Yesterday we completed our last deployment of 2017. Web sites, WCF services, Web Api, Windows Services, and a PowerBuilder app were deployed without major issues. Our sprints run for 2 weeks and we tried to deploy at least once a month.
In this post, I want to share some of the tools we use at MDBuyline to ship high quality software.
Atlassian Jira
Our business analysts meet with our internal users on a regular basis. Sometimes these conversations take place informally during lunch or when they meet at the hall. The conversation goes something like this: “hey Bob, how are you? By the way, I wanted to show you an issue that I’m having with our website.” During these conversations, our analysts will gather enough information to create a user story. Bob will login to Jira and provide a brief description of the issue or feature request. The more information they provide the better.
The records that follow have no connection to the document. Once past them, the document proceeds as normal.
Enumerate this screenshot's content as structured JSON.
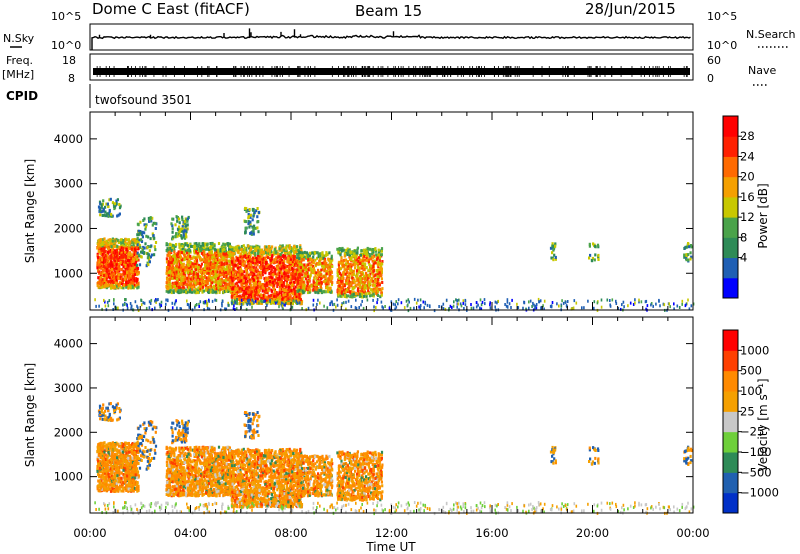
{
  "header": {
    "station": "Dome C East (fitACF)",
    "beam": "Beam 15",
    "date": "28/Jun/2015"
  },
  "top_panels": {
    "nsky_label": "N.Sky",
    "nsky_ticks": [
      "10^5",
      "10^0"
    ],
    "nsearch_label": "N.Search",
    "nsearch_ticks": [
      "10^5",
      "10^0"
    ],
    "freq_label": "Freq.",
    "freq_unit": "[MHz]",
    "freq_ticks": [
      "18",
      "8"
    ],
    "nave_label": "Nave",
    "nave_ticks": [
      "60",
      "0"
    ],
    "cpid_label": "CPID",
    "cpid_value": "twofsound 3501"
  },
  "colors": {
    "power_scale": [
      "#0000ff",
      "#1f5fb4",
      "#2e8b57",
      "#4aa34a",
      "#c8c800",
      "#f5a000",
      "#ff6a00",
      "#ff2000",
      "#ff0000"
    ],
    "velocity_scale": [
      "#0030c8",
      "#2060b0",
      "#2e8b57",
      "#6ecf3a",
      "#c8c8c8",
      "#f5a000",
      "#ff8a00",
      "#ff4000",
      "#ff0000"
    ]
  },
  "chart_data": [
    {
      "type": "heatmap",
      "name": "power",
      "xlabel": "",
      "ylabel": "Slant Range [km]",
      "x_ticks": [
        "00:00",
        "04:00",
        "08:00",
        "12:00",
        "16:00",
        "20:00",
        "00:00"
      ],
      "xlim_hours": [
        0,
        24
      ],
      "ylim": [
        180,
        4600
      ],
      "y_ticks": [
        1000,
        2000,
        3000,
        4000
      ],
      "colorbar_label": "Power [dB]",
      "colorbar_ticks": [
        "28",
        "24",
        "20",
        "16",
        "12",
        "8",
        "4"
      ],
      "colorbar_range": [
        0,
        32
      ]
    },
    {
      "type": "heatmap",
      "name": "velocity",
      "xlabel": "Time UT",
      "ylabel": "Slant Range [km]",
      "x_ticks": [
        "00:00",
        "04:00",
        "08:00",
        "12:00",
        "16:00",
        "20:00",
        "00:00"
      ],
      "xlim_hours": [
        0,
        24
      ],
      "ylim": [
        180,
        4600
      ],
      "y_ticks": [
        1000,
        2000,
        3000,
        4000
      ],
      "colorbar_label": "Velocity [m s⁻¹]",
      "colorbar_ticks": [
        "1000",
        "500",
        "100",
        "25",
        "−25",
        "−100",
        "−500",
        "−1000"
      ]
    }
  ]
}
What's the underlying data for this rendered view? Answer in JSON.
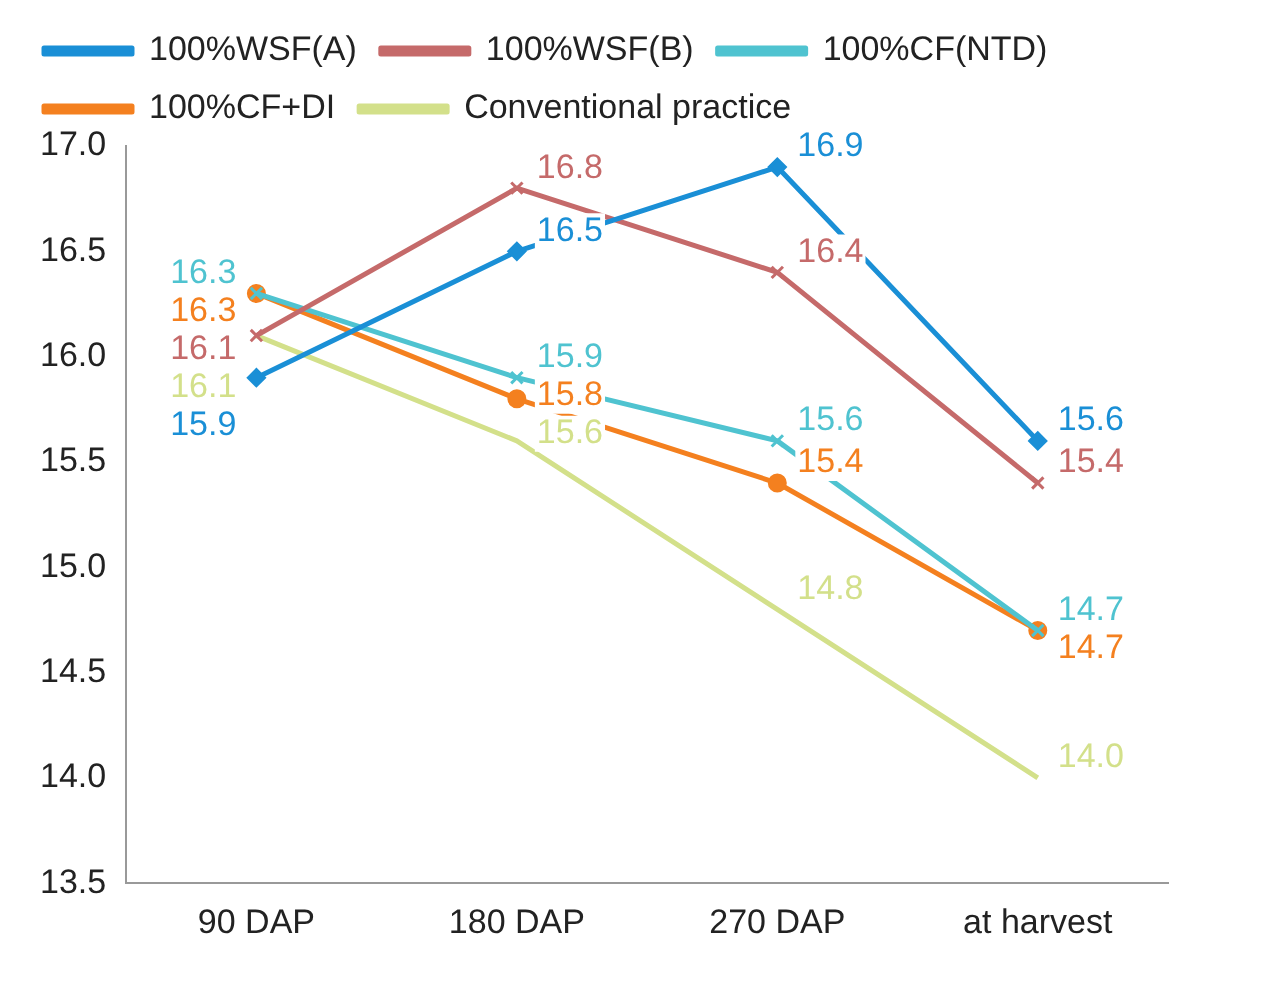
{
  "chart_data": {
    "type": "line",
    "categories": [
      "90 DAP",
      "180 DAP",
      "270 DAP",
      "at harvest"
    ],
    "series": [
      {
        "name": "100%WSF(A)",
        "color": "#1a8fd6",
        "marker": "diamond",
        "values": [
          15.9,
          16.5,
          16.9,
          15.6
        ],
        "value_labels": [
          "15.9",
          "16.5",
          "16.9",
          "15.6"
        ]
      },
      {
        "name": "100%WSF(B)",
        "color": "#c56a6a",
        "marker": "cross",
        "values": [
          16.1,
          16.8,
          16.4,
          15.4
        ],
        "value_labels": [
          "16.1",
          "16.8",
          "16.4",
          "15.4"
        ]
      },
      {
        "name": "100%CF(NTD)",
        "color": "#4fc3d0",
        "marker": "cross",
        "values": [
          16.3,
          15.9,
          15.6,
          14.7
        ],
        "value_labels": [
          "16.3",
          "15.9",
          "15.6",
          "14.7"
        ]
      },
      {
        "name": "100%CF+DI",
        "color": "#f4801f",
        "marker": "circle",
        "values": [
          16.3,
          15.8,
          15.4,
          14.7
        ],
        "value_labels": [
          "16.3",
          "15.8",
          "15.4",
          "14.7"
        ]
      },
      {
        "name": "Conventional practice",
        "color": "#d3e08a",
        "marker": "none",
        "values": [
          16.1,
          15.6,
          14.8,
          14.0
        ],
        "value_labels": [
          "16.1",
          "15.6",
          "14.8",
          "14.0"
        ]
      }
    ],
    "ylim": [
      13.5,
      17.0
    ],
    "yticks": [
      {
        "value": 13.5,
        "label": "13.5"
      },
      {
        "value": 14,
        "label": "14.0"
      },
      {
        "value": 14.5,
        "label": "14.5"
      },
      {
        "value": 15,
        "label": "15.0"
      },
      {
        "value": 15.5,
        "label": "15.5"
      },
      {
        "value": 16,
        "label": "16.0"
      },
      {
        "value": 16.5,
        "label": "16.5"
      },
      {
        "value": 17,
        "label": "17.0"
      }
    ],
    "grid": false,
    "legend": "top",
    "line_style": "solid"
  }
}
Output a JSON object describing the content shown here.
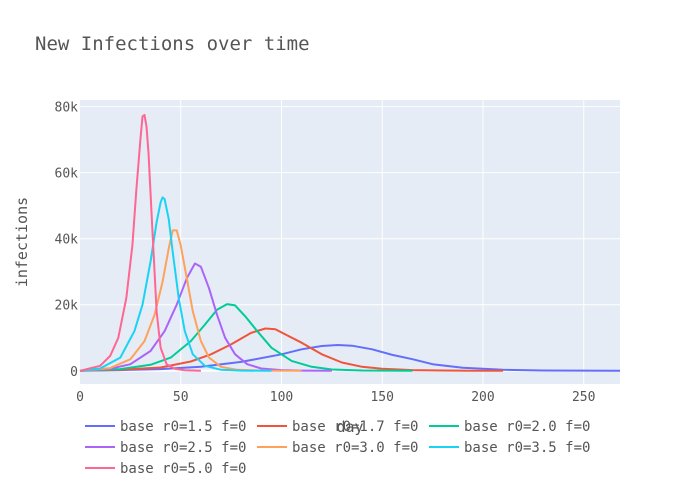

Adding visual aids also helps developers understand these stories better.
These stories will go to a backlog. Every other week we (developers and BA) will meet to go over these stories and also to set priorities for our next sprint. Currently we are in Sprint 47 and it will end next Thursday. Our sprints are 2 weeks long. We also have a scrum master that helps the team manage stories, priorities and deadlines.
Continuous Integration
We currently use subversion for our source control but will be migrating to git soon. Before we start working on a new story, we create a new branch based on the latest change of trunk (master in git). To continuous build our projects, we use Jenkins to handle our .NET builds and also our deployments. All of our projects have a Jenkins job that is set to build against the trunk version. The hassle with working with branches is that we have to ask our team lead to add a new Jenkins job and point it to our new branch. Hopefully with out Git migration, these setup will be handle automatically.
Continuous Deployment
After Jenkins completes building our projects, we use different PowerShell scripts to deploy web sites and web services to the right environment. We have 3 environments: dev, test, and prod. Let me give you an example so this becomes clear. Let’s say that we have a .NET website and it needs to be setup with Jenkins. Our team lead will add a new Jenkins job and set it up with subversion authentication, msbuild arguments, and PowerShell scripts. This job is build against the trunk version. Since we have to create a branch, our team lead will create a new Jenkins job based on the job that points to trunk. After creating the new job, the team lead will modify the url to point to the branch instead of the trunk url. At this point, we should be able to trigger a build and create artifacts. To move these artifacts from our Jenkins server to the correct environment, we use PowerShell scripts to copy files from Jenkins to server dev-win for example.
Summary
This year is coming to an end. For me personally, it has been a great year adding new features to our software products. Our production environment is in great shape since we ship high quality code. Jira helps us create sprints with the right items to work on. Jenkins helps us with our continuous integration. PowerShell scripts deploy our software efficiently and in a timely manner.